The announcement came as several states cautiously began to allow some suspended activities to resume, even as the United States the very next day surpassed one million infections. The coronavirus has killed more than 59,000 people in the country.
Testing has been the country's Achilles heel, with the first batch of faulty tests causing the US to lose an entire month in terms of surveillance for Covid-19.
The White House announcement was essentially a blueprint for testing, in which implementation will be the responsibility of individual states, with the federal government providing strategic direction and technical assistance.
On Tuesday, New Yorkers were able to get tests done on demand for the first time. In Washington DC, a mobile phone message to residents from Mayor Muriel Bowser outlined how they could get free tests if they have symptoms of the coronavirus.
"That's something that wasn't fully in place early on but right now there's a commitment," said Dr Anthony Fauci, director of the National Institute of Allergy and Infectious Diseases at the National Institutes of Health.
"I believe we are much, much better off now than we were several weeks ago."
Thousands of jobs related to contact tracing are expected to become available in the next few weeks as states beef up their capabilities.
There are two kinds of tests - one which detects the coronavirus in an infected person, and one which detects if a person has been previously infected.
The first test is available in different forms, with some results being rapid and some taking more than a day or two. The second measures the antibodies in the system, which are produced when the body fights the virus.
Dr Mark McClellan, a physician and economist who directs the Duke-Margolis Centre for Health Policy, told journalists last Saturday that the US is probably doing well over a million tests per week, but noted that there are still significant outbreaks around the country and that tests are not being used optimally yet.

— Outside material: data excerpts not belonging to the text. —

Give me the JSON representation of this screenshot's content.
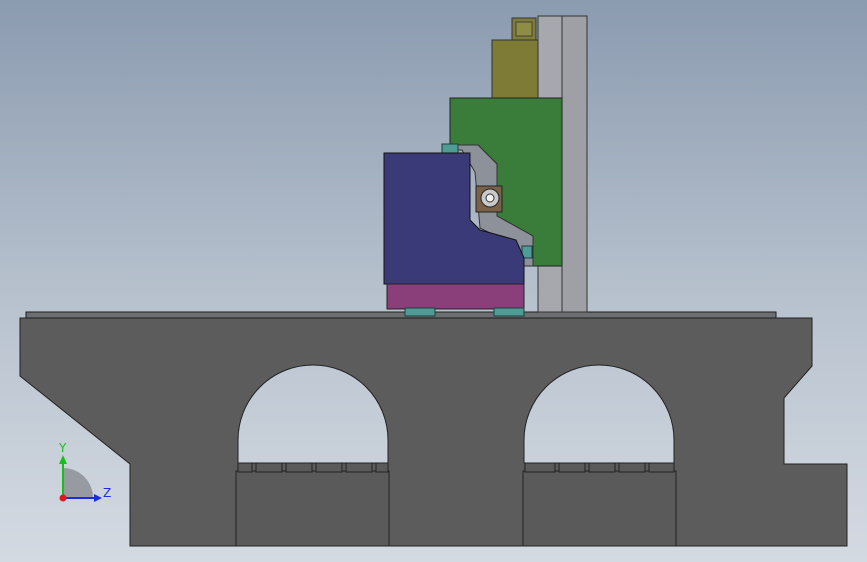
{
  "triad": {
    "y_label": "Y",
    "z_label": "Z",
    "y_color": "#12c21a",
    "z_color": "#1a2ee0",
    "origin_color": "#e01818"
  },
  "colors": {
    "background_top": "#8b9bb0",
    "background_bottom": "#d4dae2",
    "machine_bed": "#5c5c5c",
    "column_guide": "#a6a8ae",
    "spindle_carriage": "#3a7d3a",
    "motor": "#7d7b35",
    "saddle": "#3a3a78",
    "table_base": "#8a3f7a",
    "linear_guide_block": "#4f9c97"
  }
}
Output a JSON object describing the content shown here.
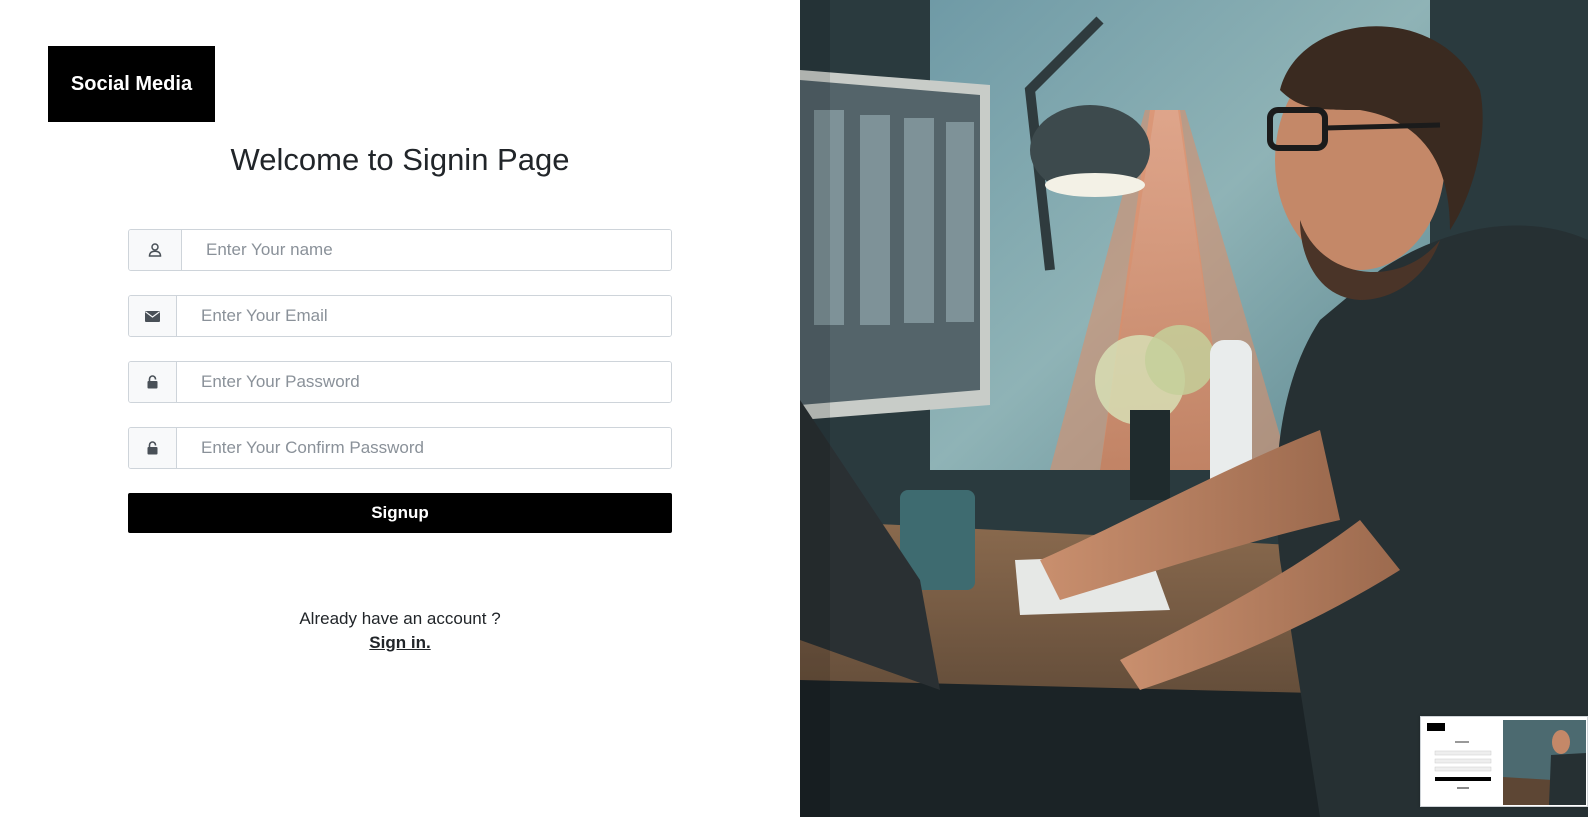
{
  "brand": {
    "label": "Social Media"
  },
  "title": "Welcome to Signin Page",
  "form": {
    "fields": [
      {
        "icon": "user-icon",
        "placeholder": "Enter Your name"
      },
      {
        "icon": "envelope-icon",
        "placeholder": "Enter Your Email"
      },
      {
        "icon": "lock-icon",
        "placeholder": "Enter Your Password"
      },
      {
        "icon": "lock-icon",
        "placeholder": "Enter Your Confirm Password"
      }
    ],
    "submit_label": "Signup"
  },
  "footer": {
    "prompt": "Already have an account ?",
    "link_label": "Sign in."
  },
  "hero_image": {
    "subject": "man-at-desk-with-monitor-photo"
  },
  "colors": {
    "brand_bg": "#000000",
    "button_bg": "#000000",
    "border": "#ced4da",
    "placeholder": "#8a9199"
  }
}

"I think you're going to see some progress in that area over the next couple of weeks," added Dr McClellan.
Dr Fauci on Tuesday acknowledged the late start to testing.

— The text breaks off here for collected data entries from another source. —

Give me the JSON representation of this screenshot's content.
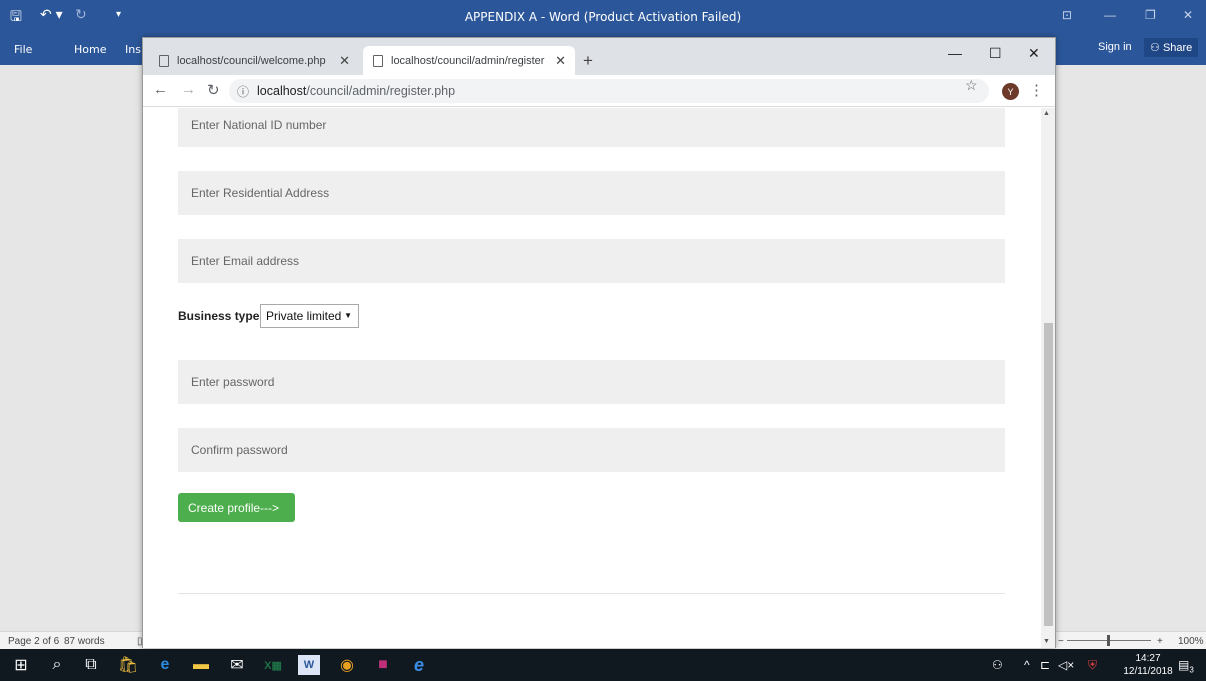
{
  "word": {
    "title": "APPENDIX A - Word (Product Activation Failed)",
    "tabs": [
      "File",
      "Home",
      "Ins"
    ],
    "sign_in": "Sign in",
    "share": "Share",
    "status_page": "Page 2 of 6",
    "status_words": "87 words",
    "zoom": "100%"
  },
  "browser": {
    "tabs": [
      {
        "label": "localhost/council/welcome.php",
        "active": false
      },
      {
        "label": "localhost/council/admin/register",
        "active": true
      }
    ],
    "url_host": "localhost",
    "url_path": "/council/admin/register.php",
    "avatar_letter": "Y"
  },
  "form": {
    "national_id_placeholder": "Enter National ID number",
    "address_placeholder": "Enter Residential Address",
    "email_placeholder": "Enter Email address",
    "business_type_label": "Business type",
    "business_type_value": "Private limited",
    "password_placeholder": "Enter password",
    "confirm_password_placeholder": "Confirm password",
    "submit_label": "Create profile--->"
  },
  "taskbar": {
    "time": "14:27",
    "date": "12/11/2018",
    "notifications": "3"
  },
  "colors": {
    "word_blue": "#2b579a",
    "button_green": "#4cae4c",
    "field_bg": "#efefef"
  }
}
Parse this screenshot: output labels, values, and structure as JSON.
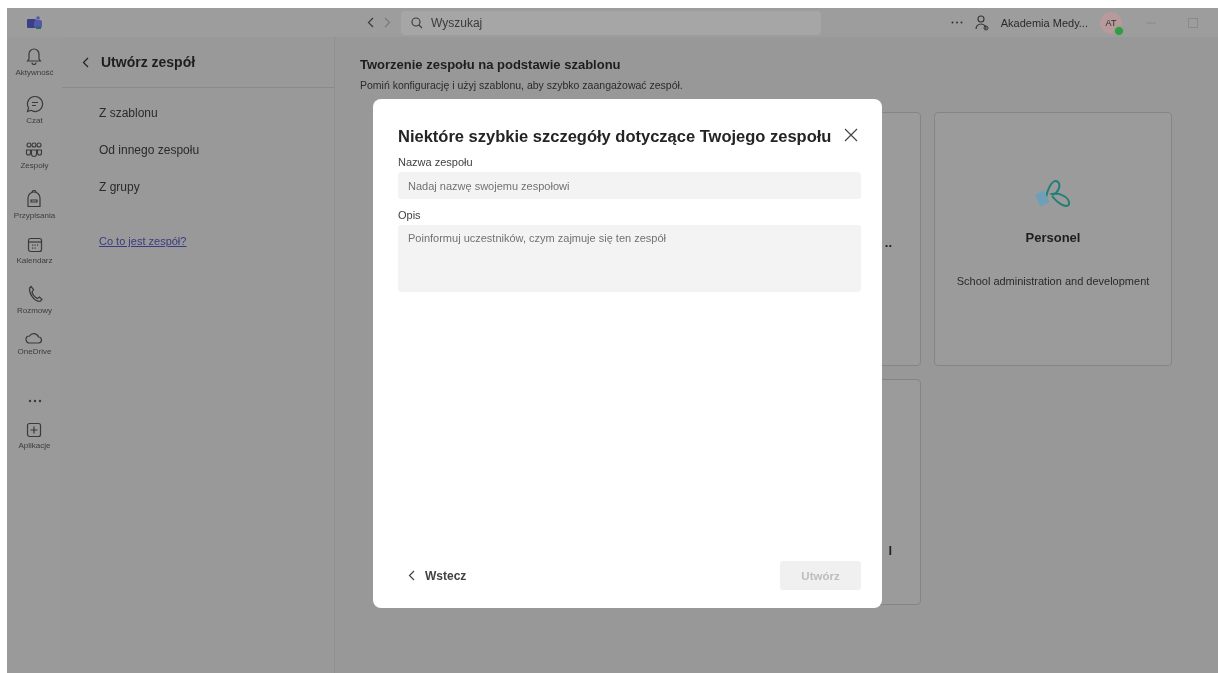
{
  "title_bar": {
    "search": {
      "placeholder": "Wyszukaj"
    },
    "account": "Akademia Medy...",
    "avatar": {
      "initials": "AT",
      "color": "#2e9e3e"
    }
  },
  "rail": [
    {
      "label": "Aktywność"
    },
    {
      "label": "Czat"
    },
    {
      "label": "Zespoły"
    },
    {
      "label": "Przypisania"
    },
    {
      "label": "Kalendarz"
    },
    {
      "label": "Rozmowy"
    },
    {
      "label": "OneDrive"
    },
    {
      "kind": "more"
    },
    {
      "label": "Aplikacje"
    }
  ],
  "panel": {
    "title": "Utwórz zespół",
    "items": [
      "Z szablonu",
      "Od innego zespołu",
      "Z grupy"
    ],
    "link": "Co to jest zespół?"
  },
  "main": {
    "title": "Tworzenie zespołu na podstawie szablonu",
    "subtitle": "Pomiń konfigurację i użyj szablonu, aby szybko zaangażować zespół.",
    "cards": [
      {
        "fragment": ".."
      },
      {
        "title": "Personel",
        "description": "School administration and development"
      },
      {
        "fragment": "l"
      }
    ]
  },
  "dialog": {
    "title": "Niektóre szybkie szczegóły dotyczące Twojego zespołu",
    "fields": [
      {
        "label": "Nazwa zespołu",
        "placeholder": "Nadaj nazwę swojemu zespołowi",
        "kind": "input"
      },
      {
        "label": "Opis",
        "placeholder": "Poinformuj uczestników, czym zajmuje się ten zespół",
        "kind": "textarea"
      }
    ],
    "back": "Wstecz",
    "create": {
      "label": "Utwórz",
      "disabled": true
    }
  }
}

"However, we have responded now in a very aggressive way, and appropriately, in the way our country is built. Namely, we have engaged the private sector, the big companies who know what they're doing, who do this for a living," he told The Economic Club, a forum in Washington DC.
"The testing situation has improved very rapidly," he said. "Whether or not we're exactly where we want to be, that remains to be seen. I think we are either there or getting very close to being there."